HAproxy firewall config
More firewall rules which you might need.
-A INPUT -m state --state NEW -m tcp -p tcp --dport 8000 -j ACCEPT
-A INPUT -m state --state NEW -m tcp -p tcp --dport 514 -j ACCEPT
HAproxy SELinux config
Need to allow this SELinux boolean:
setsebool -P haproxy_connect_any 1
HAproxy status
Visit http://[HA_IP]:8000/haproxy_stats and login with admin/your password.
Keepalived
Keepalived will be used for moving the cluster IP between the two loadbalancing servers (172.16.0.26 in my case, as you've seen in the HAproxy config). It will also be responsible for load balancing UDP with a Linux Virtual Server.
global_defs {
lvs_id LoadBalancer01 # Load balancer name
}
vrrp_script check_haproxy {
script "/usr/bin/killall -0 haproxy" # make sure haproxy is running
interval 2 # check every 2 seconds
weight 2 # add weight if OK
}
vrrp_instance FloatIP01 {
state MASTER
interface eth0 # Change this if needed
virtual_router_id 10
priority 101 #Change this to 100 on node 2
advert_int 2
virtual_ipaddress {
172.16.0.26 # Floating IP
}
track_script {
check_haproxy
}
}
virtual_server 172.16.0.26 514 {
delay_loop 6
lb_algo rr
protocol UDP
real_server [Graylog node 1] 514 {
weight 100
}
real_server [Graylog node 2] 514 {
weight 100
}
}
Keepalived firewall config
Keepalived uses VRRP, VRRP needs to be able to talk to the other nodes in the HA cluster via a multicast address and the VRRP protocol.

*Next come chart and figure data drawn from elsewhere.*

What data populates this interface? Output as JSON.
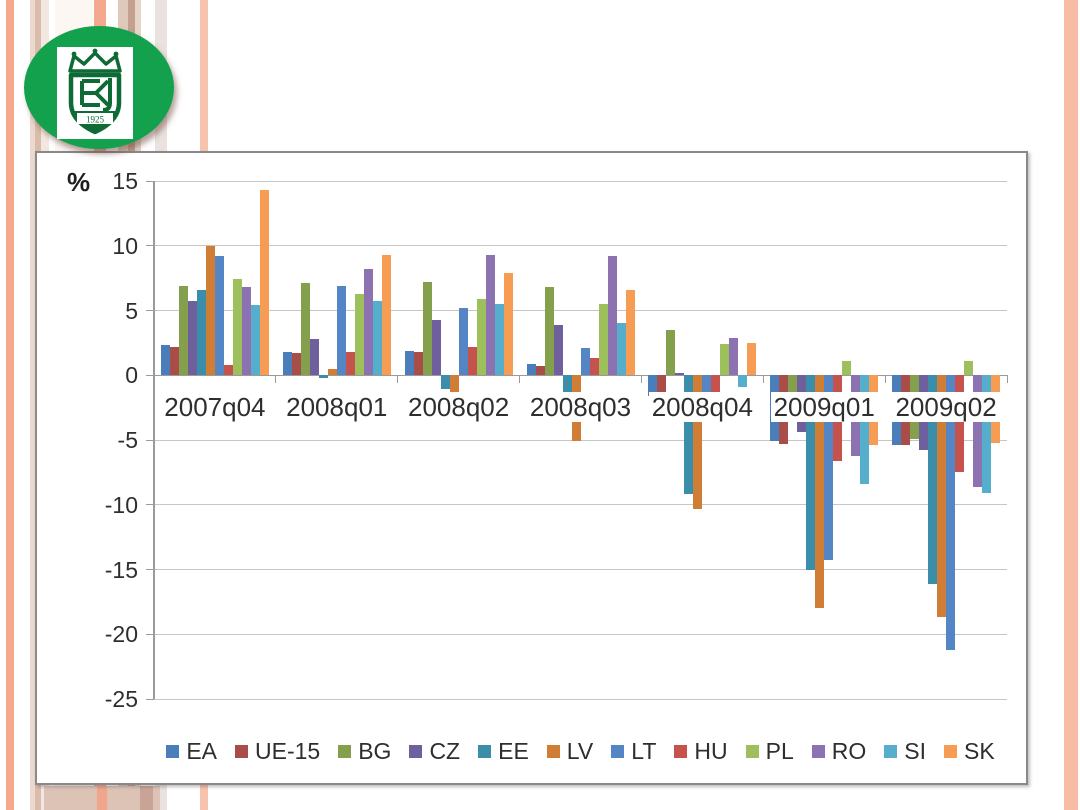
{
  "logo": {
    "year": "1925",
    "ellipse_color": "#14A14D",
    "emblem_color": "#0F6B35"
  },
  "chart_data": {
    "type": "bar",
    "title": "",
    "ylabel": "%",
    "xlabel": "",
    "ylim": [
      -25,
      15
    ],
    "ytick_step": 5,
    "grid": true,
    "legend_position": "bottom",
    "categories": [
      "2007q04",
      "2008q01",
      "2008q02",
      "2008q03",
      "2008q04",
      "2009q01",
      "2009q02"
    ],
    "series": [
      {
        "name": "EA",
        "color": "#4A7EBA",
        "values": [
          2.3,
          1.8,
          1.9,
          0.9,
          -1.6,
          -5.1,
          -5.4
        ]
      },
      {
        "name": "UE-15",
        "color": "#A94D49",
        "values": [
          2.2,
          1.7,
          1.8,
          0.7,
          -1.9,
          -5.3,
          -5.4
        ]
      },
      {
        "name": "BG",
        "color": "#84A04C",
        "values": [
          6.9,
          7.1,
          7.2,
          6.8,
          3.5,
          -3.5,
          -4.9
        ]
      },
      {
        "name": "CZ",
        "color": "#6F5F9C",
        "values": [
          5.7,
          2.8,
          4.3,
          3.9,
          0.2,
          -4.4,
          -5.8
        ]
      },
      {
        "name": "EE",
        "color": "#3A8EA9",
        "values": [
          6.6,
          -0.2,
          -1.1,
          -3.5,
          -9.2,
          -15.0,
          -16.1
        ]
      },
      {
        "name": "LV",
        "color": "#D07E35",
        "values": [
          10.0,
          0.5,
          -1.7,
          -5.1,
          -10.3,
          -18.0,
          -18.7
        ]
      },
      {
        "name": "LT",
        "color": "#5486C5",
        "values": [
          9.2,
          6.9,
          5.2,
          2.1,
          -2.2,
          -14.3,
          -21.2
        ]
      },
      {
        "name": "HU",
        "color": "#C6524E",
        "values": [
          0.8,
          1.8,
          2.2,
          1.3,
          -2.5,
          -6.6,
          -7.5
        ]
      },
      {
        "name": "PL",
        "color": "#9DC05D",
        "values": [
          7.4,
          6.3,
          5.9,
          5.5,
          2.4,
          1.1,
          1.1
        ]
      },
      {
        "name": "RO",
        "color": "#8C72B0",
        "values": [
          6.8,
          8.2,
          9.3,
          9.2,
          2.9,
          -6.2,
          -8.6
        ]
      },
      {
        "name": "SI",
        "color": "#55AECC",
        "values": [
          5.4,
          5.7,
          5.5,
          4.0,
          -0.9,
          -8.4,
          -9.1
        ]
      },
      {
        "name": "SK",
        "color": "#F69D53",
        "values": [
          14.3,
          9.3,
          7.9,
          6.6,
          2.5,
          -5.4,
          -5.2
        ]
      }
    ]
  }
}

-A INPUT -d 224.0.0.0/8 -j ACCEPT
-A INPUT -p vrrp -j ACCEPT
Keepalived status
Use ipvsadm to check the status of keepalived UDP load balancer.

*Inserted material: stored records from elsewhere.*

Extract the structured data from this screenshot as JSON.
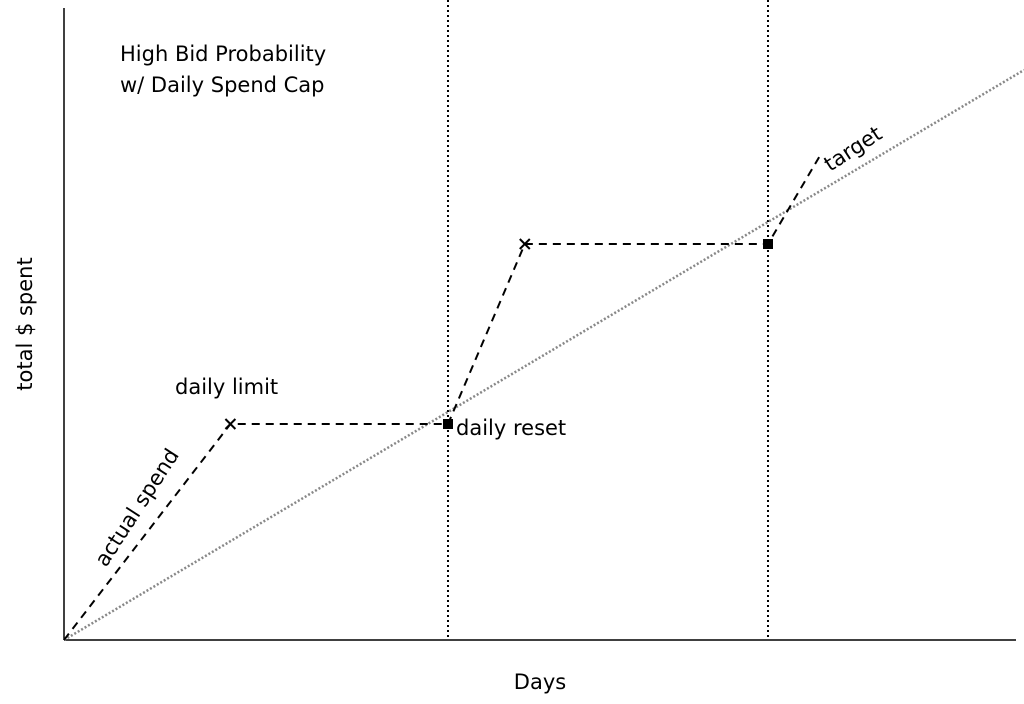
{
  "title": [
    "High Bid Probability",
    "w/ Daily Spend Cap"
  ],
  "axes": {
    "xlabel": "Days",
    "ylabel": "total $ spent"
  },
  "annotations": {
    "daily_limit": "daily limit",
    "daily_reset": "daily reset",
    "actual_spend": "actual spend",
    "target": "target"
  },
  "chart_data": {
    "type": "line",
    "title": "High Bid Probability w/ Daily Spend Cap",
    "xlabel": "Days",
    "ylabel": "total $ spent",
    "xlim": [
      0,
      3
    ],
    "ylim": [
      0,
      2
    ],
    "grid": false,
    "day_boundaries": [
      1.2,
      2.2
    ],
    "series": [
      {
        "name": "target",
        "style": "dotted-gray",
        "x": [
          0,
          3
        ],
        "y": [
          0,
          1.9
        ]
      },
      {
        "name": "actual spend",
        "style": "dashed-black",
        "x": [
          0,
          0.52,
          1.2,
          1.44,
          2.2,
          2.36
        ],
        "y": [
          0,
          0.72,
          0.72,
          1.32,
          1.32,
          1.61
        ]
      }
    ],
    "markers": [
      {
        "type": "x",
        "label": "daily limit",
        "x": 0.52,
        "y": 0.72
      },
      {
        "type": "square",
        "label": "daily reset",
        "x": 1.2,
        "y": 0.72
      },
      {
        "type": "x",
        "x": 1.44,
        "y": 1.32
      },
      {
        "type": "square",
        "x": 2.2,
        "y": 1.32
      }
    ]
  }
}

[root@lb01 keepalived]# ipvsadm
IP Virtual Server version 1.2.1 (size=4096)
Prot LocalAddress:Port Scheduler Flags
-> RemoteAddress:Port Forward Weight ActiveConn InActConn
UDP 172.16.0.26:syslog rr
-> graylog01.nickebo.net:514 Local 100 0 1
-> graylog02.nickebo.net:514 Masq 100 0 2
If you shut down keepalived the IP should hopefully move to the other node and a virtual server for UDP should be started. The same thing will happen if you shut down HAproxy, since we don't want the node to have the cluster IP if HAproxy crashes.
Graylog web interface
The graylog webinterface doesn't need very much configuration. I've changed these lines:
graylog2-server.uris="http://[graylog node 01]:12900/,http://[graylog node 02]:12900/"

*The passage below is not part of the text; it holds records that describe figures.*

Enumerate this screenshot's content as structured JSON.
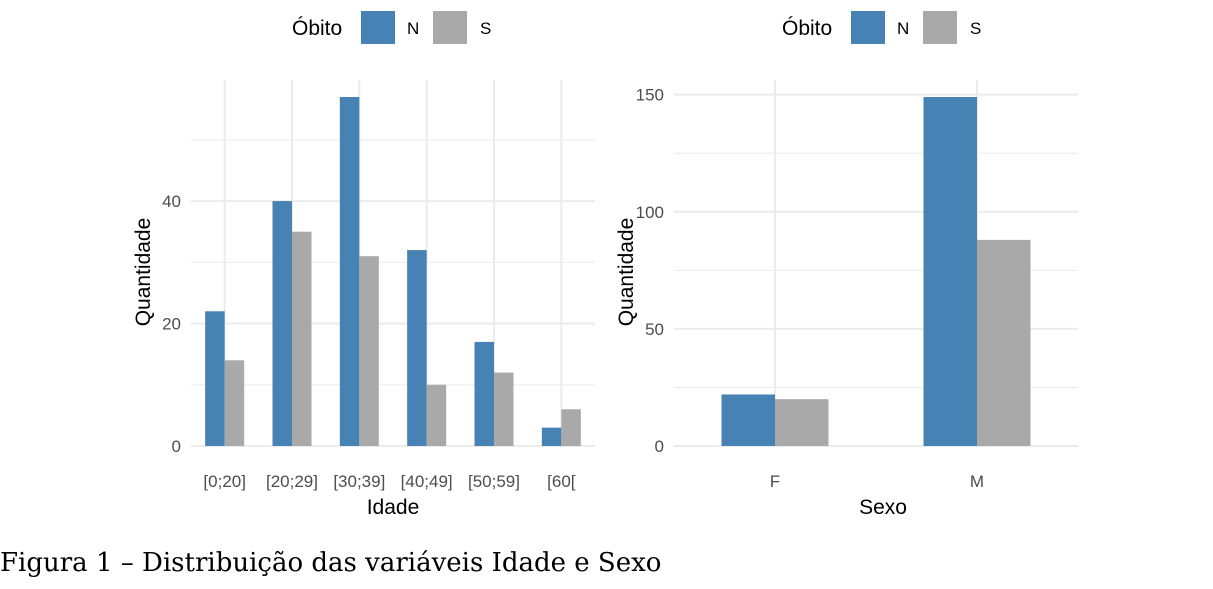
{
  "caption": "Figura 1 – Distribuição das variáveis Idade e Sexo",
  "colors": {
    "N": "#4682B4",
    "S": "#A9A9A9",
    "grid": "#EBEBEB",
    "tick": "#4D4D4D",
    "text": "#000000"
  },
  "chart_data": [
    {
      "type": "bar",
      "xlabel": "Idade",
      "ylabel": "Quantidade",
      "legend_title": "Óbito",
      "legend_position": "top",
      "grid": true,
      "categories": [
        "[0;20]",
        "[20;29]",
        "[30;39]",
        "[40;49]",
        "[50;59]",
        "[60["
      ],
      "series": [
        {
          "name": "N",
          "values": [
            22,
            40,
            57,
            32,
            17,
            3
          ]
        },
        {
          "name": "S",
          "values": [
            14,
            35,
            31,
            10,
            12,
            6
          ]
        }
      ],
      "ylim": [
        0,
        60
      ],
      "yticks": [
        0,
        20,
        40
      ]
    },
    {
      "type": "bar",
      "xlabel": "Sexo",
      "ylabel": "Quantidade",
      "legend_title": "Óbito",
      "legend_position": "top",
      "grid": true,
      "categories": [
        "F",
        "M"
      ],
      "series": [
        {
          "name": "N",
          "values": [
            22,
            149
          ]
        },
        {
          "name": "S",
          "values": [
            20,
            88
          ]
        }
      ],
      "ylim": [
        0,
        150
      ],
      "yticks": [
        0,
        50,
        100,
        150
      ]
    }
  ]
}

application.secret="your_sercret"
timezone="Europe/Stockholm" # Change to where you are!
Graylog web interface firewall config
Another rule
-A INPUT -m state --state NEW -m tcp -p tcp --dport 9000 -j ACCEPT
All done
That should be it. I'm sure I've missed something here, please give me a shout if you feel there's something I should add.